Come parte del progetto, la compagnia vietnamita ha consegnato oltre 470 tonnellate di riso commerciale della varietà OM5451, ottenute da circa 940 tonnellate di riso in perlatura raccolte nel comune di Yara, nella provincia di Granma.
Se tratta del primo risultato concreto del programma congiunto che TBAGRI sviluppa a Cuba e che prevede un'alleanza di 25 anni, con l'obiettivo di estendere la coltivazione del riso fino a 25.000 ettari. La fase pilota è iniziata con circa 360 ettari seminati a Granma.
Durante la campagna autunno-inverno 2025-2026, l'azienda ha coltivato 166 ettari, raggiungendo un rendimento medio superiore a sette tonnellate per ettaro, più di tre volte la media nazionale cubana registrata nel 2025, che è stata di 2,12 tonnellate per ettaro.
Per la campagna estate-autunno di quest'anno, il progetto ha già ampliato la sua superficie a 246 ettari, con rese stimate superiori alle 6,5 tonnellate per ettaro.
TBAGRI attribuisce tali risultati al trasferimento di tecnologie sviluppate nel delta del Mekong, uno dei principali poli della produzione di riso nel mondo, così come all'impiego di varietà vietnamite come OM5451 e OM8017, che, secondo l'azienda, hanno dimostrato una buona adattabilità alle condizioni climatiche e agricole di Cuba.
La consegna arriva in un momento particolarmente delicato per la produzione di riso nell'isola.

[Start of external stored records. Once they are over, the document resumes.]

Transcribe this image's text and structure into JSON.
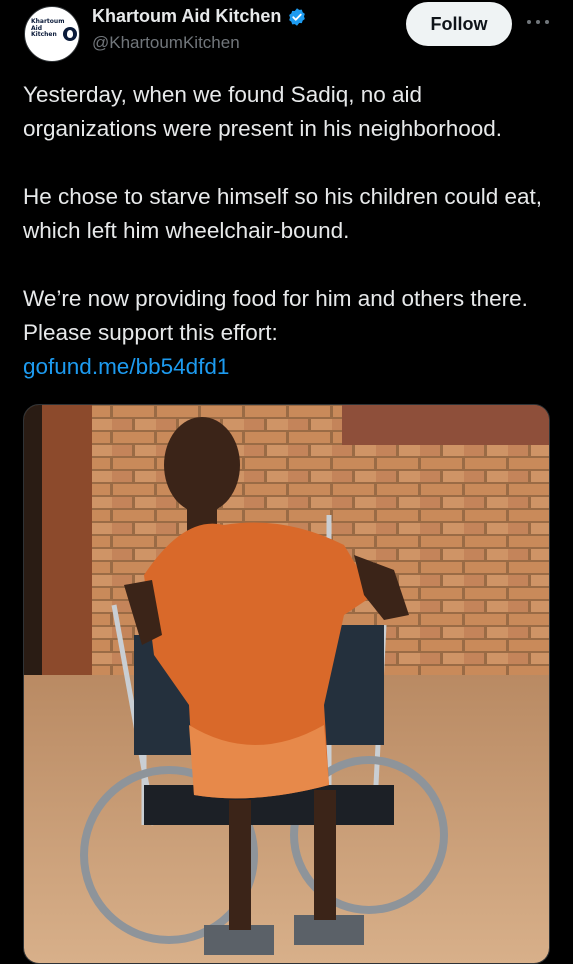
{
  "account": {
    "display_name": "Khartoum Aid Kitchen",
    "handle": "@KhartoumKitchen",
    "avatar_text": "Khartoum Aid Kitchen",
    "verified": true
  },
  "actions": {
    "follow_label": "Follow",
    "more_icon": "more-horizontal-icon"
  },
  "tweet": {
    "paragraph_1": "Yesterday, when we found Sadiq, no aid organizations were present in his neighborhood.",
    "paragraph_2": "He chose to starve himself so his children could eat, which left him wheelchair-bound.",
    "paragraph_3": "We’re now providing food for him and others there. Please support this effort:",
    "link_text": "gofund.me/bb54dfd1"
  },
  "colors": {
    "background": "#000000",
    "text": "#e7e9ea",
    "secondary_text": "#71767b",
    "link": "#1d9bf0",
    "verified_badge": "#1d9bf0",
    "follow_button_bg": "#eff3f4"
  }
}
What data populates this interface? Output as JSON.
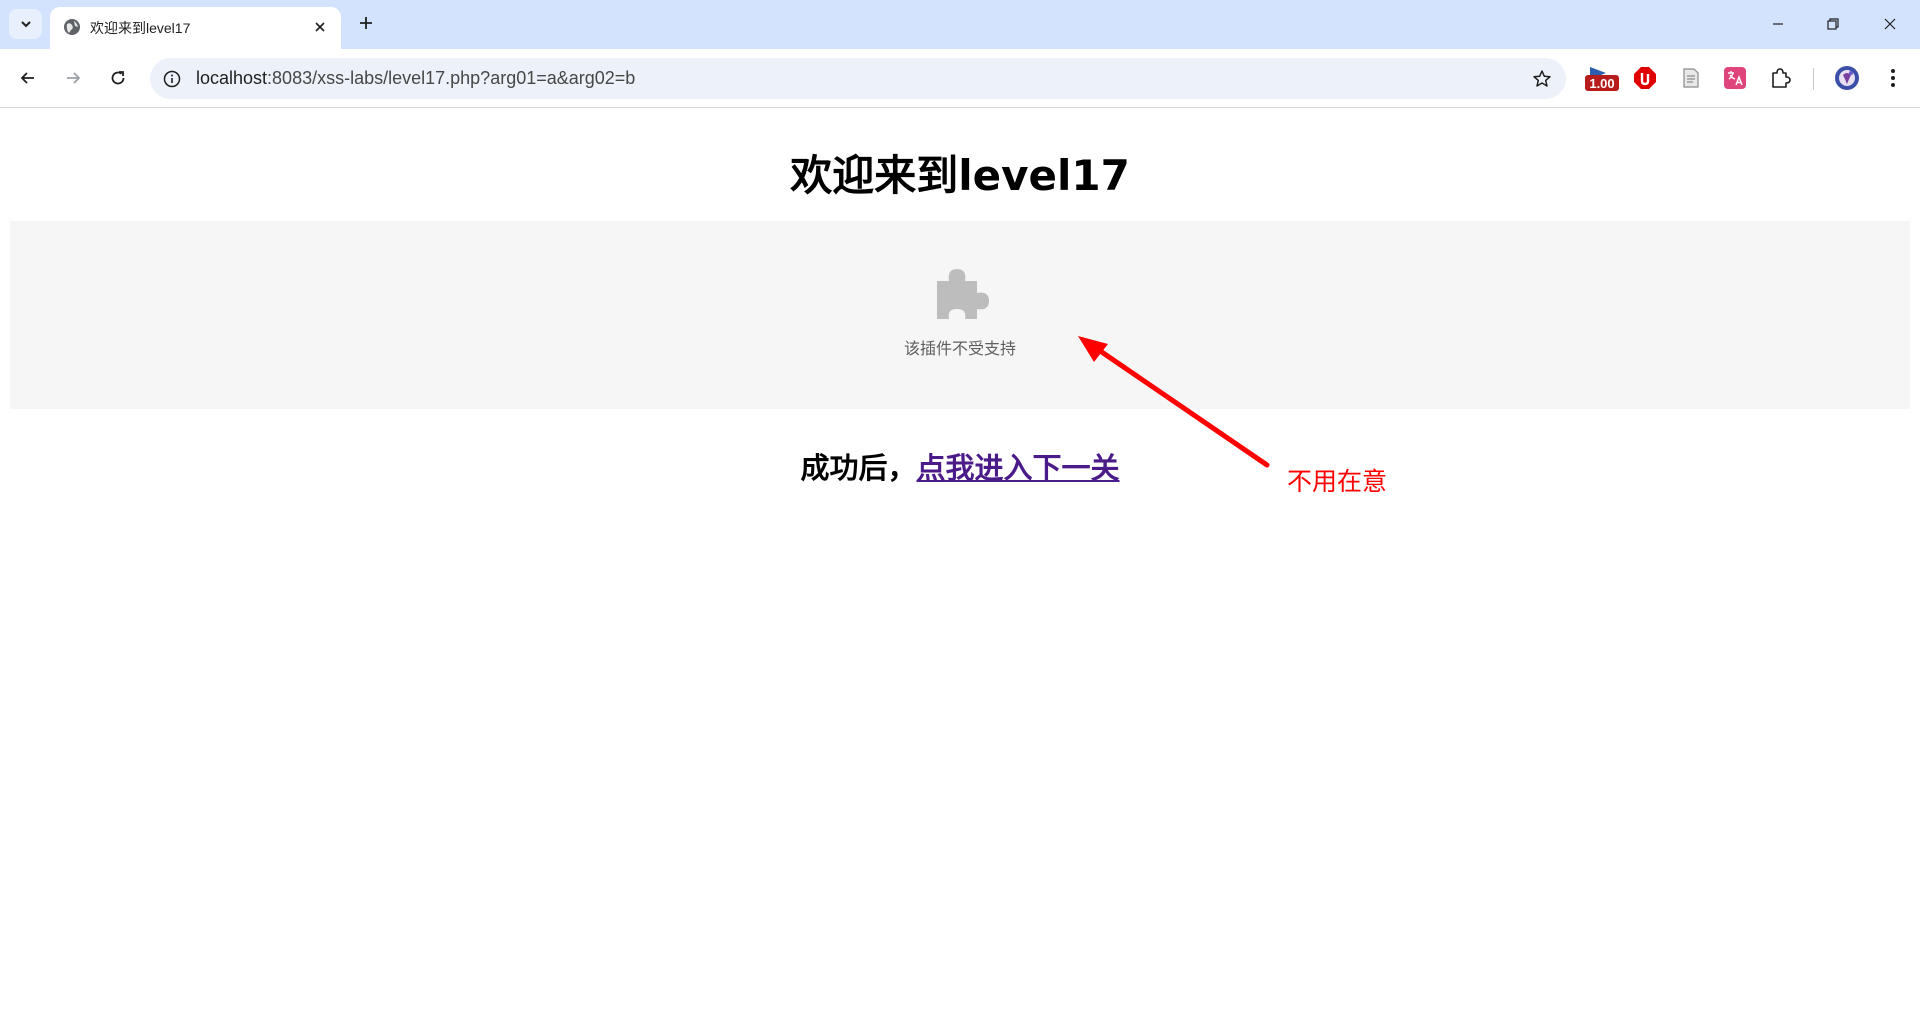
{
  "browser": {
    "tab": {
      "title": "欢迎来到level17"
    },
    "address_bar": {
      "url_host": "localhost",
      "url_rest": ":8083/xss-labs/level17.php?arg01=a&arg02=b"
    },
    "extensions": {
      "speed_badge": "1.00"
    }
  },
  "page": {
    "title": "欢迎来到level17",
    "plugin_message": "该插件不受支持",
    "next_prefix": "成功后，",
    "next_link": "点我进入下一关"
  },
  "annotation": {
    "text": "不用在意",
    "color": "#ff0000"
  },
  "colors": {
    "tabstrip_bg": "#d3e3fd",
    "omnibox_bg": "#edf2fa",
    "link_visited": "#4b1b8a",
    "plugin_bg": "#f6f6f6"
  }
}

Cuba ha bisogno di tra 600.000 e 700.000 tonnellate di riso all'anno per soddisfare la domanda nazionale, ma nel 2024 ha prodotto appena circa 80.000 tonnellate, costringendo il paese a dipendere dalle importazioni per rifornire anche il riso distribuito tramite la libretto di razionamento.
Nonostante questo panorama, il governante Miguel Díaz-Canel ha affermato a marzo che Cuba potrebbe raggiungere l'autoapprovvigionamento di riso "in poco tempo", un'affermazione che contrasta con il persistente calo della produzione nazionale e con la necessità di ricorrere all'aiuto internazionale, come la donazione di 60.000 tonnellate di riso effettuata dalla Cina a maggio per alleviare la scarsità.

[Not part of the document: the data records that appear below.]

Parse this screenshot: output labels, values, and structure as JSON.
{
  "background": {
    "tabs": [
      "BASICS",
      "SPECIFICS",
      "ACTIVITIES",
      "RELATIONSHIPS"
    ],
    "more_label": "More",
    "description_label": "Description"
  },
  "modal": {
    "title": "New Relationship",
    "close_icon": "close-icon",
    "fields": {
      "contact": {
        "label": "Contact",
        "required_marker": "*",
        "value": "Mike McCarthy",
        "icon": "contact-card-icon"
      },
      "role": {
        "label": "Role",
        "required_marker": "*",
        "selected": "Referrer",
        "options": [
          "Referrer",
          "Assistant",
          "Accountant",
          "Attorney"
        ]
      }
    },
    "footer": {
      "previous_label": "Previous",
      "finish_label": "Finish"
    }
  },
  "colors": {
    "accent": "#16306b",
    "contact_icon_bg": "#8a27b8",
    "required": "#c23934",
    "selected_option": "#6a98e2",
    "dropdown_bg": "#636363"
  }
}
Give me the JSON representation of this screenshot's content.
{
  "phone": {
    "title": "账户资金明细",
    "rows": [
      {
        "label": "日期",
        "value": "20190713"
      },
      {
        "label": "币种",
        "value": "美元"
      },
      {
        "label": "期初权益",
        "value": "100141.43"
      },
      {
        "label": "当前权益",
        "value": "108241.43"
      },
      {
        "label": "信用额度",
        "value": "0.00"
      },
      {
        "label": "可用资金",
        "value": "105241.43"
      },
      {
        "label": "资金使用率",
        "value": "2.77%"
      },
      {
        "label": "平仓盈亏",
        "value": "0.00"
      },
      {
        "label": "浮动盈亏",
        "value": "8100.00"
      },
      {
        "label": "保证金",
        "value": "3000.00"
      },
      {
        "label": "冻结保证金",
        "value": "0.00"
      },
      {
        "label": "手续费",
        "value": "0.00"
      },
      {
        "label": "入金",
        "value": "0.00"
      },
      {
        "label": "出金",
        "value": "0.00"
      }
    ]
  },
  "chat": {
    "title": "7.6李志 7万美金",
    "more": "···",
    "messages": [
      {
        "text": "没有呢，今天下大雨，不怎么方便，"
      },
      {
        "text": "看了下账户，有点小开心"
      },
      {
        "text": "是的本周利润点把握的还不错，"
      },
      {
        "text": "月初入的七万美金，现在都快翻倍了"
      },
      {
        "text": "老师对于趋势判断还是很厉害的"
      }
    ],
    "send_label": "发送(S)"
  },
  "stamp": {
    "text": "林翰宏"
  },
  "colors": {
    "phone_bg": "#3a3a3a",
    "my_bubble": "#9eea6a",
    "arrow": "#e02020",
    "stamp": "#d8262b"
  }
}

Il Grupo Thai Binh è presente a Cuba da quasi tre decenni e attualmente sta sviluppando quattro progetti di investimento nell'isola per un valore superiore ai 43 milioni di dollari, consolidandosi come uno dei principali investitori vietnamiti nel paese.
La scommessa per incrementare la produzione agricola assume un'importanza speciale in un contesto di crescente insicurezza alimentare. Secondo il Food Monitor Program, il 33,9% delle famiglie cubane ha riportato nel 2026 che almeno un suo membro ha sofferto la fame nei 30 giorni precedenti al sondaggio, rispetto al 24,6% registrato due anni prima.